MOSCOW (AP) — The Latest on Saturday at the World Cup (all times local):
Some soccer fans will follow their team anywhere to see it play in the World Cup. For five friends from Croatia that meant cycling 1,500 kilometers (930 miles) all the way from Zagreb to Kaliningrad in Russia.
The epic trek took them 15 days, cycling for 10 hours a day as they pedaled through Slovenia, Hungary, Slovakia, the Czech Republic and Poland.
On the way they encountered a number of challenges including a broken bridge. As they reached their final destination, the group collapsed into a bar and celebrated with a well-earned drink.
They're now looking forward to Saturday's game between Croatia and Nigeria.
Frane Lukovic, a 46-year-old lawyer from Zagreb, insisted it was nothing out of the ordinary for long-distance cyclists such as himself.
For Lukovic, the trip represented a personal comeback, having been diagnosed with skin cancer six years ago.
While fans from around the world are singing and celebrating the World Cup on Moscow's streets, they can't go to the most famous place in the Russian capital — Red Square.
Barriers staffed by police officers have blocked off the square for several days, with authorities citing the need to build and dismantle stages for a national holiday and a World Cup-themed opera performance last Tuesday and Wednesday.

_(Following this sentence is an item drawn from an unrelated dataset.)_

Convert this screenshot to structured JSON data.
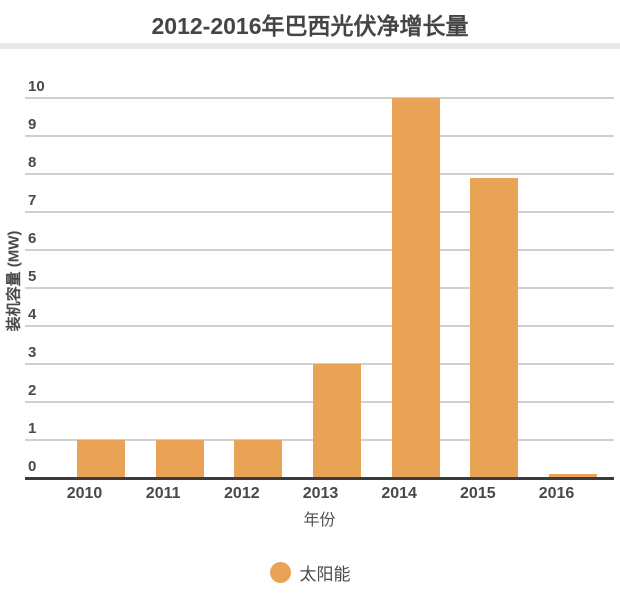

Mexico supporter Cesar Reyes, peering past the barriers, says "it's a real shame it's closed because it's one of the best places to visit when you're in Moscow. It's a real shame that people will miss it because it's closed for special event and there's no opportunity to appreciate this building."
Russian police have closed off a number of roads and other areas for security reasons over recent days. It's unclear when the square will be reopened.